16/20 Count Wild White Gulf of Mexico Shrimp
I prefer to use a regular cookie tray like a Wilton 15.25" x 10.25" x  1" when preparing this Cajun favorite. It's a perfect pan because it can hold enough cooked shrimp to serve more than just a couple folks at a dinner party (unless, of course, you invite one of my Cajun relatives).

Try it next time when you get the chance. If you are a shrimp lover like me, I know you will absolutely love this delicacy.

Just recently I purchased several pounds of the 16/20 count Wild White Gulf of Mexico Shrimp from my supplier, CajunGrocer, in Lafayette, Louisiana. I am here to tell you cher, that they are the best that money can buy and you don't have to spend a fortune to buy 'em.

Most of the time I try to order my gulf white shrimp with the heads on because believe or not, they are less expensive with the heads on, and I get a much bigger bang for my buck because I use the heads to make a broth, which I then include in special meals like seafood gumbo. It's excellent for other dishes, too -- like etouffee, piquant, and jambalaya.

I also use shrimp broth in some batter/coating recipes for frying catfish nuggets, oysters, and other seafood.

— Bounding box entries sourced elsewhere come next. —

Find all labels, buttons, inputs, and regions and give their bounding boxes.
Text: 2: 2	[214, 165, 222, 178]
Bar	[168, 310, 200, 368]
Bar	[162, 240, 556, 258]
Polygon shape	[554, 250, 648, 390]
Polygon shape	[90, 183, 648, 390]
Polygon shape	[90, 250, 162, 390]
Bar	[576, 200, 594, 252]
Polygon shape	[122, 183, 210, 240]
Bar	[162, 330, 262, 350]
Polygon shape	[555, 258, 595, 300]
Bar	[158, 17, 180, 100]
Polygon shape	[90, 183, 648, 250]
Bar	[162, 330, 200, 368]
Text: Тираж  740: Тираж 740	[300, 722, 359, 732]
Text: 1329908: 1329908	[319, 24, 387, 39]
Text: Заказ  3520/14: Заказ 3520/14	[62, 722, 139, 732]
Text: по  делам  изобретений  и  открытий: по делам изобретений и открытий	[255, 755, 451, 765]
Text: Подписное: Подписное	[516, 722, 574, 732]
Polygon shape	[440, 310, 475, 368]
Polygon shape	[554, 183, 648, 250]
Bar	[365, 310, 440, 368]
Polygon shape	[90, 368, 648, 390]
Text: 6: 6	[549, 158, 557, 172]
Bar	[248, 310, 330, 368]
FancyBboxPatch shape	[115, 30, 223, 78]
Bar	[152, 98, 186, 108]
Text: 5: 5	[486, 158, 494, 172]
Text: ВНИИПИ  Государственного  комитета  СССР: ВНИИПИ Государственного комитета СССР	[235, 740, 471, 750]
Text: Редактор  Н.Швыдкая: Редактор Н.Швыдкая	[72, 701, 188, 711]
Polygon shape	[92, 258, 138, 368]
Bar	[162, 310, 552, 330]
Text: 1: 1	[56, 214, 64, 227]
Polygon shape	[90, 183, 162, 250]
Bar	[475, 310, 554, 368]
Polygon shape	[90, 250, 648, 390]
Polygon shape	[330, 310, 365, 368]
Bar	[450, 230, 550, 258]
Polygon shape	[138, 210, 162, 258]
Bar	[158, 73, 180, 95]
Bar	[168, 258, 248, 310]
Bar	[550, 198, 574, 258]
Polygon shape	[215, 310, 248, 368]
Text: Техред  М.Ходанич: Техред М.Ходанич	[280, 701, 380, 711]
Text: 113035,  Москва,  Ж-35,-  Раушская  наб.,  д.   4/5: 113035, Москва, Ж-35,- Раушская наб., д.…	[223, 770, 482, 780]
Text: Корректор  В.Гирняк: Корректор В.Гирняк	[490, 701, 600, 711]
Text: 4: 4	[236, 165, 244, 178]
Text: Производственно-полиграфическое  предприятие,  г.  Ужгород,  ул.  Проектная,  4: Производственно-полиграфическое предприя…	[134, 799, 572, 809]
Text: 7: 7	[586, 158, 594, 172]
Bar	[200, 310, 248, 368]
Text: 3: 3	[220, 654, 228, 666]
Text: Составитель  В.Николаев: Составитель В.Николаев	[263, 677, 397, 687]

When I am finished boiling and extracting all of the flavors from the heads, I bury them in my garden to feed my vegetables. Nothing wasted! It becomes an excellent fertilizer. Everything has been recycled. And, that's good.

One other thing... the larger the better. When I can get the 9-12 count of gulf whites, I get even more use from the shrimp heads because they are large enough, at that size, to contain a fair amount of meat.

I like to call it the rib-eye of large shrimp. Just pry apart the top portion of the heads from the bottom, clip the legs off with kitchen shears, wash under cool running water, dredge them in your favorite tempura batter and deep-fry at 365 degrees F. for about 3 minutes. It tastes amazingly like freshly fried soft shell crab.

If you would like to take a gander at the latest prices on Gulf of Mexico Wild White Shrimp you can visit my favorite supplier by using this link: Cajun Grocer.

Tell them that RealCajunCooking.com/ sent you.

It takes just 2 or 3 days [ground] to get your order delivered to your door. The shipping rates are reasonable. Your shipment is packed in dry ice and these extra-large shrimp are individually quick frozen (IQF) -- which means you can remove as many as you want individually, without having to thaw the entire bag.

It takes about 20 minutes, or so, for IQF shrimp to thaw out. Use cool water. Once they are thoroughly thawed remove the heads from the body and make your shrimp broth before discarding the heads.

The amount of water that you use will determine the strength of the broth.  I also like to add the shrimp shells to my broth preparation because it offers even more overall flavor.

Note: You may want to use just a tiny bit of salt when preparing the broth to help extract the flavors from the heads and shells, but not too much if you plan to use the discarded refuse as fertilizer for your vegetable garden.

Adding too much salt in the preparation of the broth will affect the soil and consequently the growth of your garden plants if you decide to use it as fertilizer.

If you have any questions please leave them in the comment section below and I will be glad to answer them.

Ingredients

  • 2 lbs. of 16/20 count Wild White Gulf of Mexico Shrimp, peeled, deveined and butterflied to the tail (leave tails on)
  • 1/4 lb. melted butter (or 1 stick)
  • 1/4 cup dried oregano or Italian seasoning (your choice)
  • 1 large lemon, squeeze the juice out for later use then cut into thin slices
  • 2 tsp. of Old Bay with Garlic & Herb Seasoning 
  • 1 tsp. salt




Instructions
  1.     combine the melted butter. lemon juice and seasoning into a 2-quart bowl
  2.     whisk all of the ingredients well for a few seconds
  3.     add the peeled shrimp and mix together gently and coating thoroughly
  4.     top the cookie tray with heavy duty aluminum foil
  5.     layer the top of the foil evenly with lemon slices
  6.     add the shrimp on top of the lemon slices until the entire tray is filled
  7.     place tray midway in a  preheated 350-degree oven and cook for 12 -15 min.
Voila!  Simple and delicious! An excellent hors d'oeuvres for your lucky guests.

Bon appetite!... Ummm... C'est Magnifique!